Having the tools inside X to do secondary color correction and audio sweetening will do most of my polishing needs, and until we get other ways to get our audio out to external programs, I can live with grouping each type of audio clip into separate groups and create the four or five tracks I can bring into Soundtrack Pro in order to do final mixing.
I know this doesn’t make any difference for a lot of folks with different needs, but so far I’m willing to suffer the workarounds for the other advantages.
Best,
Geoff -
Herb Sevush
July 11, 2011 at 3:36 pmI have been hearing this sorry assed excuse for Apples behavior for a while now – they have licensing issues.
Well unless they are absolute dolts, they’ve known about these issues for years. Why no warning to the user base. Why not renegotiate the licenses. Oh, it might cost Apple more money.
So what the purveyors of this licensing clap-trap are saying is that Apple didn’t think it was worth informing their user base that FCS3 was about to vanish on them and it wasn’t worth paying the money to deal with it.
And from this information I’m supposed to what ???? Feel more understanding of Apple’s position???
I would prefer to think that they were merely arrogant A-holes.
Herb Sevush
Zebra Productions -
Tom Daigon
July 11, 2011 at 3:39 pmHerb, or maybe they are both…..stupid AND arrogant 😉
Tom Daigon
Avid DS / PrP / After Effects Editor
http://www.hdshotsandcuts.com -
David Jahns
July 11, 2011 at 6:39 pmWhat is this “licensing issue” BS?
Can someone explain? Are you theorizing that Apple bought a software product and all of its’ code, and promised to only sell future versions of that code for only 12 years?
Is that even remotely a possibility?
I am not in the software business, but that seems ridiculous, and I seriously doubt any acquisition Apple makes would come with strings attached. What other technologies would FCP7 be licensing? MPEG compatibility? No, Compressor & Quicktime Pro 7 use MPEG – what else would be licensed?

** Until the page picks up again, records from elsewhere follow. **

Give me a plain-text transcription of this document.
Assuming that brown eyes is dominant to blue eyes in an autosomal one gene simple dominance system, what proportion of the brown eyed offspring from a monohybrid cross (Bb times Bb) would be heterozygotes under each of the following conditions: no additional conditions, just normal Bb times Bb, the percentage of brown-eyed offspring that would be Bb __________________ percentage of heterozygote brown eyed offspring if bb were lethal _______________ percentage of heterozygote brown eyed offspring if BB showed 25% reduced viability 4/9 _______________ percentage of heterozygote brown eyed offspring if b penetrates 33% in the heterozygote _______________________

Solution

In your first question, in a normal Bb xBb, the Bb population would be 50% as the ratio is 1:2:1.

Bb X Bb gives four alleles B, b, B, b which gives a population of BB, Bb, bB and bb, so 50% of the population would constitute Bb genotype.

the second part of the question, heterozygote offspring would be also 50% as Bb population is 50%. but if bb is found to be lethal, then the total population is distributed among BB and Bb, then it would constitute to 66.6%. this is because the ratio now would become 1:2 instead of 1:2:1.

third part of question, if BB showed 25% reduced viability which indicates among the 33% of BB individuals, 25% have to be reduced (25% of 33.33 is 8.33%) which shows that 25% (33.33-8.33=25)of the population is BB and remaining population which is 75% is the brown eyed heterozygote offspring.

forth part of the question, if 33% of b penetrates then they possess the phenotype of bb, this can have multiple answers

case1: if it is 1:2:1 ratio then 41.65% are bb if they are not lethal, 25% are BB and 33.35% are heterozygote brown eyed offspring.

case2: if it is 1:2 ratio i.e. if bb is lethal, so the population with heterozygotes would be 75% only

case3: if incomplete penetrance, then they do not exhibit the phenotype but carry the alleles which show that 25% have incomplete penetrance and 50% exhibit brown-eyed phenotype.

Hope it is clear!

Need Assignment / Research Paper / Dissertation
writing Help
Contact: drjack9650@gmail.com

Even if there is a legitimate license issue, it’s still no excuse. They’re sitting on 60 billion in cash, don’t tell me they can’t afford a contract extension if they wanted to…
David Jahns
Joint Editorial
Portland, OR -
Craig Seeman
July 11, 2011 at 7:18 pmIt’s well known and clear that Macromedia had licensing issues and therefore sold Final Cut Pro to Apple. What’s not clear is how that was resolved or whether there were any other licenses that may have needed renewal at some point.
That Apple has to “investigate” the issue of re-release for the enterprise license holders due to legal issues indicates that there’s a good change there’s some kind of obligation involved.